Un passage accru au télétravail après la pandémie pourrait réduire de façon permanente la circulation, mais peut-être pas autant que certains l’imaginaient. Les déplacements entre le domicile et le lieu de travail représentent moins d’un tiers des déplacements urbains effectués en transports en commun.
Alors que la pandémie a accru la prévalence du télétravail, ce mode de fonctionnement ne convient qu’à un petit nombre, à savoir principalement des employés de bureau que l’on appelle communément des cols blancs. Pour le reste de la population active, les infrastructures de transport continueront d’être un élément essentiel de l’aménagement urbain.
La pandémie a contraint la Banque européenne d’investissement, à l’image de nombreuses autres organisations, à faire passer quasiment du jour au lendemain l’ensemble de son personnel au télétravail. Pour la banque de l’UE, cette expérience a été moins traumatisante que beaucoup ne le pensaient. Notre travail s’est poursuivi presque sans heurts, même si, avant la pandémie, un pourcentage infime de collègues étaient en télétravail.
Une connectivité et des systèmes informatiques internes solides ont permis à la Banque de poursuivre ses activités presque comme si de rien n’était. De nombreuses autres entreprises ont vécu une expérience comparable. Et celles qui avaient déjà mis en place des pratiques de télétravail, comme les géants de la technologie Google et Twitter, ne se sont pas empressées de faire revenir leurs employés dans les bureaux.
Ce n’est guère surprenant.

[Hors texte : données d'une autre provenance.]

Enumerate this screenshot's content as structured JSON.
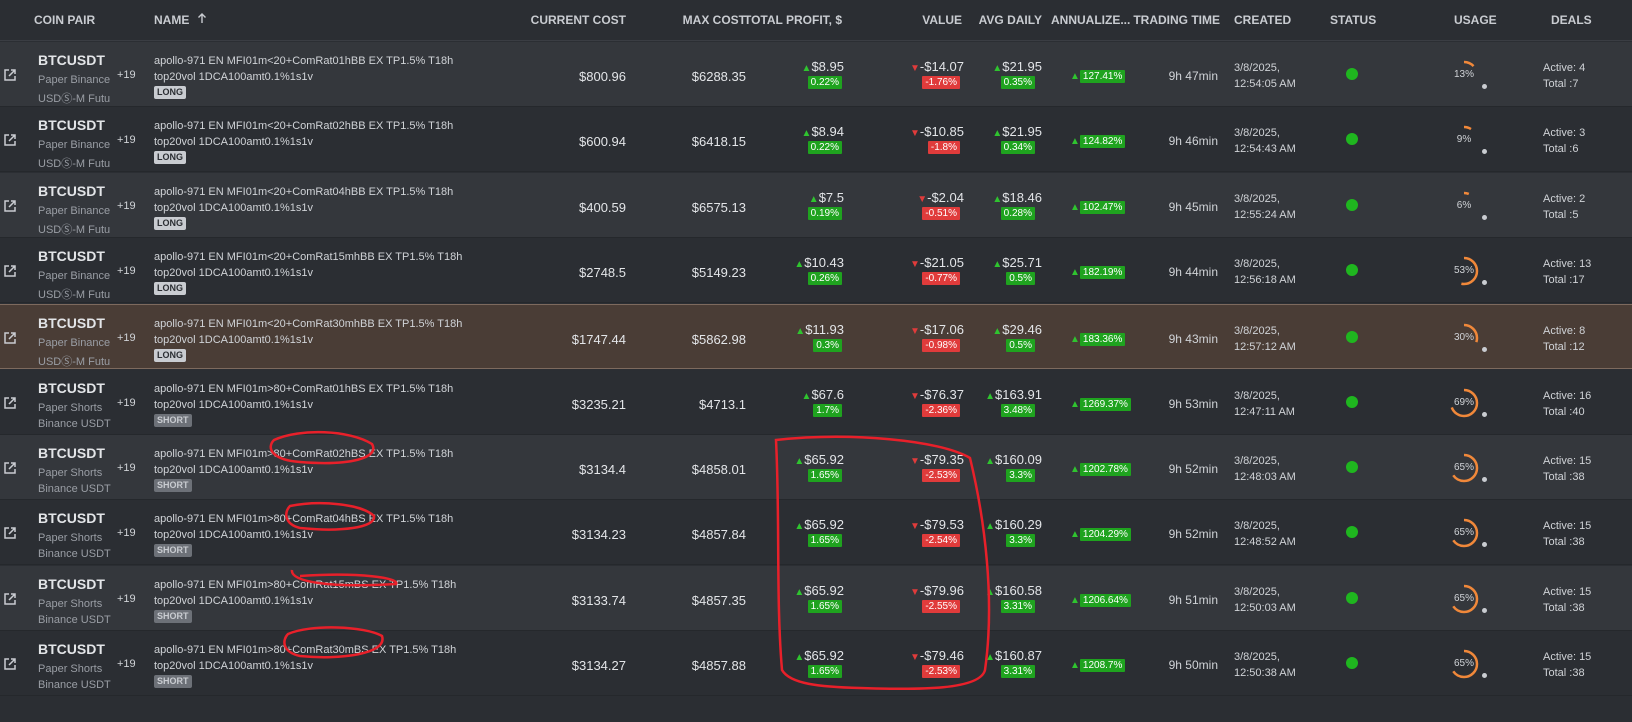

La préférence des personnes pour le télétravail est également fonction de la distance qui sépare leur domicile de leur lieu de travail. D’après l’Institut national de la statistique et des études économiques (INSEE), 3 % de la main-d’œuvre télétravaille régulièrement en France. Ce pourcentage tombe à moins de 2 % pour les personnes dont le domicile se trouve à moins de 5 km de leur lieu de travail, mais s’élève à plus de 8 % pour celles qui doivent parcourir plus de 50 km.

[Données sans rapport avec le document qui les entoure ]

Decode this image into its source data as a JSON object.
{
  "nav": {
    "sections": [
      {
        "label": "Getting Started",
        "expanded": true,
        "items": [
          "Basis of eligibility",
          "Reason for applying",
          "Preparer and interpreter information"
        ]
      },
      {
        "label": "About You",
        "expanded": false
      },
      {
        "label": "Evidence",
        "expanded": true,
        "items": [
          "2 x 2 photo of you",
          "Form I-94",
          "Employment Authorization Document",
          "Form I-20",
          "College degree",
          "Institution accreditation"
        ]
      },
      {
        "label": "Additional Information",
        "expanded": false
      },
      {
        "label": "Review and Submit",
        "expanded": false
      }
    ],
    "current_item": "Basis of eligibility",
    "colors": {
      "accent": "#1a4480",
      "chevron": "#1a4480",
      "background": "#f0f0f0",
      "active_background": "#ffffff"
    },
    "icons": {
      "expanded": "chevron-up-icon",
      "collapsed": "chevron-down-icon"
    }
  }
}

L’évolution des habitudes de circulation pourrait contraindre les opérateurs de transports à réévaluer leurs services et à remettre en question leurs modèles économiques, qui reposent à l’heure actuelle sur des trajets pendulaires quotidiens avec abonnement, pour envisager des flux de revenus moins prévisibles. Cette évolution aura des conséquences sur les bailleurs de fonds comme la Banque européenne d’investissement, car elle pourrait affecter les profils de crédit de ses emprunteurs.
Un passage permanent au télétravail pourrait obliger les opérateurs à repenser l’ensemble de leur réseau d’infrastructures, en mettant moins l’accent sur les liaisons radiales entre les zones résidentielles et les centres d’affaires, par exemple. Cela pourrait se traduire par des itinéraires plus périphériques ou mettant plus l’accent sur la collectivité, en passant par des zones résidentielles, des écoles et des centres commerciaux.
Mais l’ampleur de l’adoption du télétravail reste à déterminer.